In a sequence of Bernoulli trials let X be the length of the run (of either successes or failures) started by the first trial. Find the distribution of X, E(X) and Var(X)
The answers to this question (from the back of the book) are:
$p_k=p^kq+q^kp$
$E(X)=pq^{-1}+qp^{-1}$
$Var(X)=pq^{-2}+qp^{-2}-2$
I don't understand how to get these answers though.

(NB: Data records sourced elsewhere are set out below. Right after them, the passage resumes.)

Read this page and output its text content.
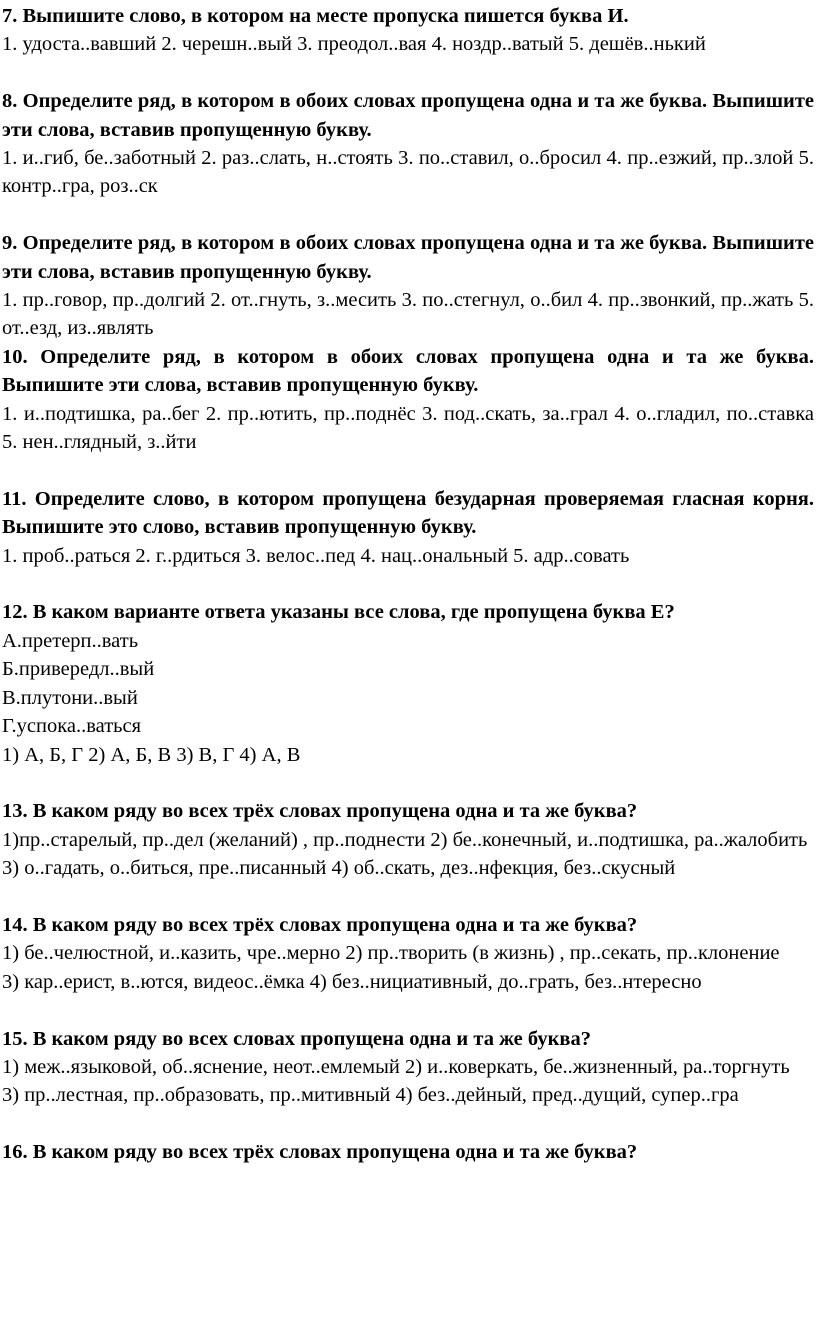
7. Выпишите слово, в котором на месте пропуска пишется буква И.
1. удоста..вавший 2. черешн..вый 3. преодол..вая 4. ноздр..ватый 5. дешёв..нький
8. Определите ряд, в котором в обоих словах пропущена одна и та же буква. Выпишите эти слова, вставив пропущенную букву.
1. и..гиб, бе..заботный 2. раз..слать, н..стоять 3. по..ставил, о..бросил 4. пр..езжий, пр..злой 5. контр..гра, роз..ск
9. Определите ряд, в котором в обоих словах пропущена одна и та же буква. Выпишите эти слова, вставив пропущенную букву.
1. пр..говор, пр..долгий 2. от..гнуть, з..месить 3. по..стегнул, о..бил 4. пр..звонкий, пр..жать 5. от..езд, из..являть
10. Определите ряд, в котором в обоих словах пропущена одна и та же буква. Выпишите эти слова, вставив пропущенную букву.
1. и..подтишка, ра..бег 2. пр..ютить, пр..поднёс 3. под..скать, за..грал 4. о..гладил, по..ставка 5. нен..глядный, з..йти
11. Определите слово, в котором пропущена безударная проверяемая гласная корня. Выпишите это слово, вставив пропущенную букву.
1. проб..раться 2. г..рдиться 3. велос..пед 4. нац..ональный 5. адр..совать
12. В каком варианте ответа указаны все слова, где пропущена буква Е?
А.претерп..вать
Б.привередл..вый
В.плутони..вый
Г.успока..ваться
1) А, Б, Г 2) А, Б, В 3) В, Г 4) А, В
13. В каком ряду во всех трёх словах пропущена одна и та же буква?
1)пр..старелый, пр..дел (желаний) , пр..поднести 2) бе..конечный, и..подтишка, ра..жалобить
3) о..гадать, о..биться, пре..писанный 4) об..скать, дез..нфекция, без..скусный
14. В каком ряду во всех трёх словах пропущена одна и та же буква?
1) бе..челюстной, и..казить, чре..мерно 2) пр..творить (в жизнь) , пр..секать, пр..клонение
3) кар..ерист, в..ются, видеос..ёмка 4) без..нициативный, до..грать, без..нтересно
15. В каком ряду во всех словах пропущена одна и та же буква?
1) меж..языковой, об..яснение, неот..емлемый 2) и..коверкать, бе..жизненный, ра..торгнуть
3) пр..лестная, пр..образовать, пр..митивный 4) без..дейный, пред..дущий, супер..гра
16. В каком ряду во всех трёх словах пропущена одна и та же буква?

Can anyone explain in detail?
Calling the possible trial outcomes Heads and Tails, the event $\{X=k\}$ occurs if and only if the sequence is either $k$ Heads followed by a Tail, or $k$ Tails followed by a Head, so $$P(X=k)=P(H^kT\cup T^kH)=P(H^k)P(T)+P(T^k)P(H)=p^kq+q^kp$$ where $p=P(H)$ and $q=1-p=P(T)$.
Now
$$\begin{align}E(X)&=\sum_{k=1}^\infty k P(X=k)\\ &=\sum_{k=1}^\infty k (p^kq+q^kp)\\ &=q\sum_{k=1}^\infty k p^{k} + p\sum_{k=1}^\infty k q^{k}\\ \end{align}$$
$$\begin{align}E(X^2)&=\sum_{k=1}^\infty k^2 P(X=k)\\ &=\sum_{k=1}^\infty k^2 (p^kq+q^kp)\\ &=q\sum_{k=1}^\infty k^2 p^{k} + p\sum_{k=1}^\infty k^2 q^{k}\\ \end{align}$$
so we have $E(X)$ and $V(X)=E(X^2)-(E(X))^2$ once the above summations are calculated.
Letting $a$ stand for either $p$ or $q$, we have
$$\begin{align}\sum_{k=1}^\infty k a^{k}&=a\sum_{k=1}^\infty k a^{k-1}\\ &=a\frac{d}{da}\sum_{k=1}^\infty a^{k}\\ &=a\frac{d}{da}((1-a)^{-1}-1)\\ &=a(1-a)^{-2}\\ \end{align}$$
$$\begin{align}\sum_{k=1}^\infty k^2 a^{k}&=a\sum_{k=1}^\infty k^2 a^{k-1}\\ &=a\frac{d}{da}\sum_{k=1}^\infty k\,a^{k}\\ &=a\frac{d}{da}(a(1-a)^{-2})\\ &=a\{2a(1-a)^{-3}+(1-a)^{-2}\}\\ &=a(1+a)(1-a)^{-3} \end{align}$$
so all four of the required summations are covered by the latter two results, giving the posted answers upon substitution.